La femme qui se glisse dans la peau d’une prostituée devient également esclave du désir de l’autre par le biais de l’argent. Lorsqu’une femme fantasme qu’elle est une prostituée, elle peut s’adonner au sexe pour le sexe, sans aucune implication morale ou éthique. D’après Sylvain Mimoun, la pulsion devient alors plus forte que l’éducation. Dans le cadre de ce type de fantasme, nous pouvons nous autoriser à n’être pas ou plus ce qu’on attend de nous, au choix donc : une bonne fille, une femme tendre et attentive, une bonne mère, une bonne tout… Nous prenons le risque d’être entièrement sexuelle. Accepter ce fantasme c’est admettre les ressorts complexes de notre imaginaire érotique. Il nous permet ainsi d’être le metteur en scène et de laisser parler un désir évident de domination et de soumission que sous-tend le fantasme de la putain. On érotise souvent ce qui est tabou. En résumé, plus c’est interdit, plus c’est excitant et donc meilleur. Car transgresser l’interdit permet de cultiver un sentiment de culpabilité parfois nécessaire au plaisir.

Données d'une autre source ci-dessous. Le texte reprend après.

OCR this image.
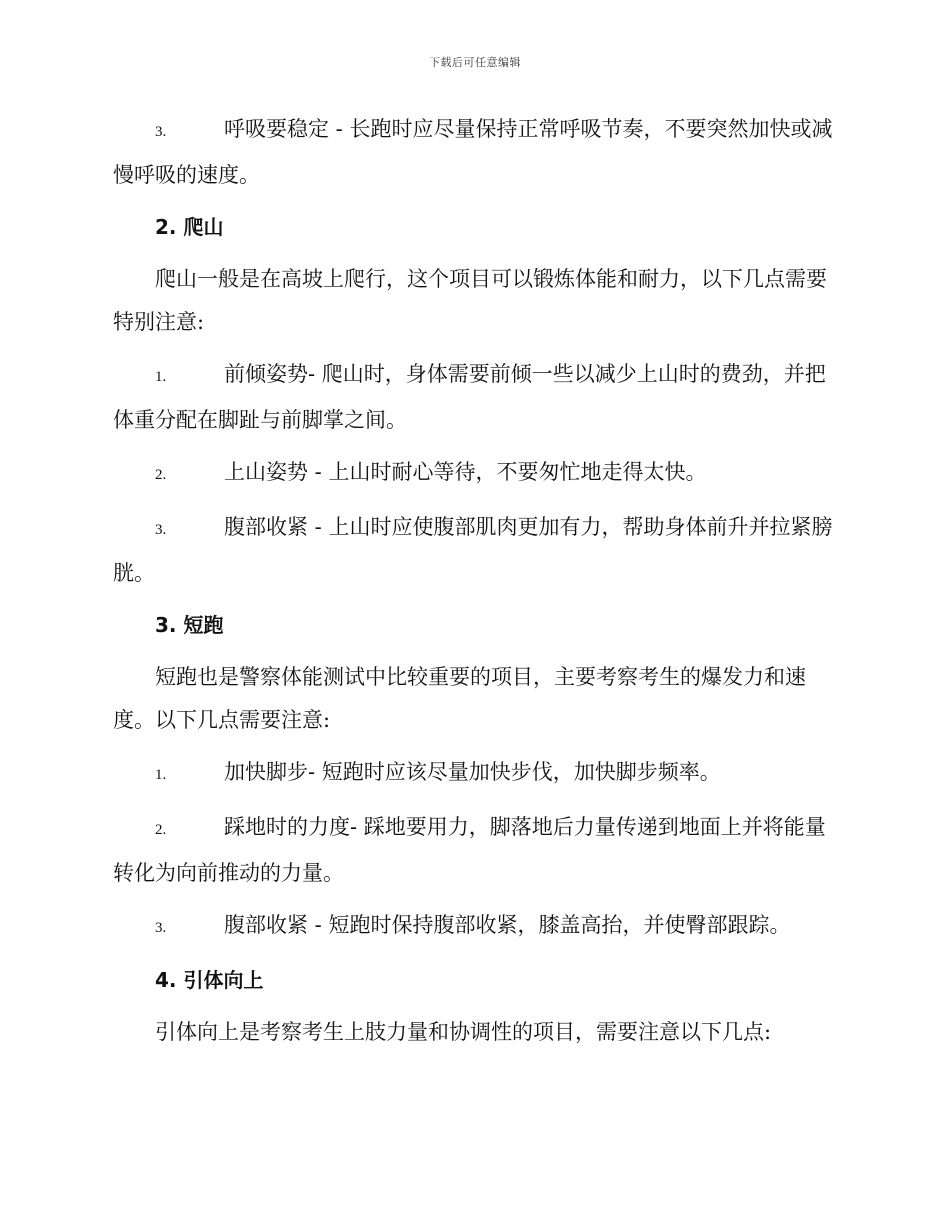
下载后可任意编辑

3.	呼吸要稳定 - 长跑时应尽量保持正常呼吸节奏，不要突然加快或减慢呼吸的速度。

2. 爬山

爬山一般是在高坡上爬行，这个项目可以锻炼体能和耐力，以下几点需要特别注意:

1.	前倾姿势- 爬山时，身体需要前倾一些以减少上山时的费劲，并把体重分配在脚趾与前脚掌之间。

2.	上山姿势 - 上山时耐心等待，不要匆忙地走得太快。

3.	腹部收紧 - 上山时应使腹部肌肉更加有力，帮助身体前升并拉紧膀胱。

3. 短跑

短跑也是警察体能测试中比较重要的项目，主要考察考生的爆发力和速度。以下几点需要注意:

1.	加快脚步- 短跑时应该尽量加快步伐，加快脚步频率。

2.	踩地时的力度- 踩地要用力，脚落地后力量传递到地面上并将能量转化为向前推动的力量。

3.	腹部收紧 - 短跑时保持腹部收紧，膝盖高抬，并使臀部跟踪。

4. 引体向上

引体向上是考察考生上肢力量和协调性的项目，需要注意以下几点:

Et pour pousser le raisonnement jusqu’au bout : qu’est-ce qui serait difficilement avouable pour des femmes d’aujourd’hui, pour des femmes officiellement libérées ? D’aimer être soumises aux désirs du mâle ? Citons Jean Paulhan dans sa préface à l’Histoire d’O de Pauline Réage : « Enfin une femme qui avoue ! Qui avoue quoi ? Ce dont les femmes se sont de tout temps défendues (mais jamais plus qu’aujourd’hui). Ce que les hommes de tout temps leur reprochaient : qu’elles ne cessent pas d’obéir à leur sang ; que tout est sexe en elles, et jusqu’à l’esprit. Qu’il faudrait sans cesse les nourrir, sans cesse les laver et les farder, sans cesse les battre. Qu’elles ont simplement besoin d’un bon maître, et qui se défie de sa bonté... » On n’est pas forcé de cautionner ces propos volontairement provocateurs et malicieux, on peut juste goûter leur délicieux parfum de scandale, aujourd’hui encore. Aujourd’hui surtout ?

C’est combien ?

L’argent, icône moderne, justifie qu’on lui sacrifie tout ou presque et en particulier la seule chose qui théoriquement nous appartienne en propre : notre intégrité physique. Le mythe moderne de l’escort-girl en est un des symboles. Elle est la version luxe de la prostituée. Elle est l’image de la putain acceptable car belle, intelligente et impossible à distinguer des autres femmes, elle ne monnaye pas son corps mais « sa compagnie » qu’elle fait payer très cher. Elle s’accorderait également la liberté de choisir ses clients… Une inépuisable usine à fantasme qui surfe sur les mamelles de notre époque : beauté, jeunesse, richesse, sexe, et luxe… Pour Sarah, 29 ans, être escort girl est un vrai fantasme : « Je vis depuis six ans avec mon partenaire. Je suis fidèle, mais je rêve souvent de me retrouver dans la peau d’une escort-girl. Un homme riche me sélectionne dans le book d’une agence, me fait venir au bout du monde dans un cadre idyllique. Il me fait boire du champagne et sort de gros billets de banque chaque fois qu’il veut une nouvelle gâterie… » Le client deviendrait ainsi le nouveau prince charmant d’un soir. Et l’escort la nouvelle Cendrillon… On peut se poser la question d’un fantasme qui serait plus matériel que purement sexuel. Mais la thématique de l’argent ne peut pas non plus être dissociée du fantasme de la putain. L’idée qu’un homme soit prêt à payer pour goûter à nos faveurs devient une véritable revalorisation de soi-même, un aphrodisiaque. Une façon de se rassurer sur notre féminité : on nous désire et on nous paye pour satisfaire ce désir.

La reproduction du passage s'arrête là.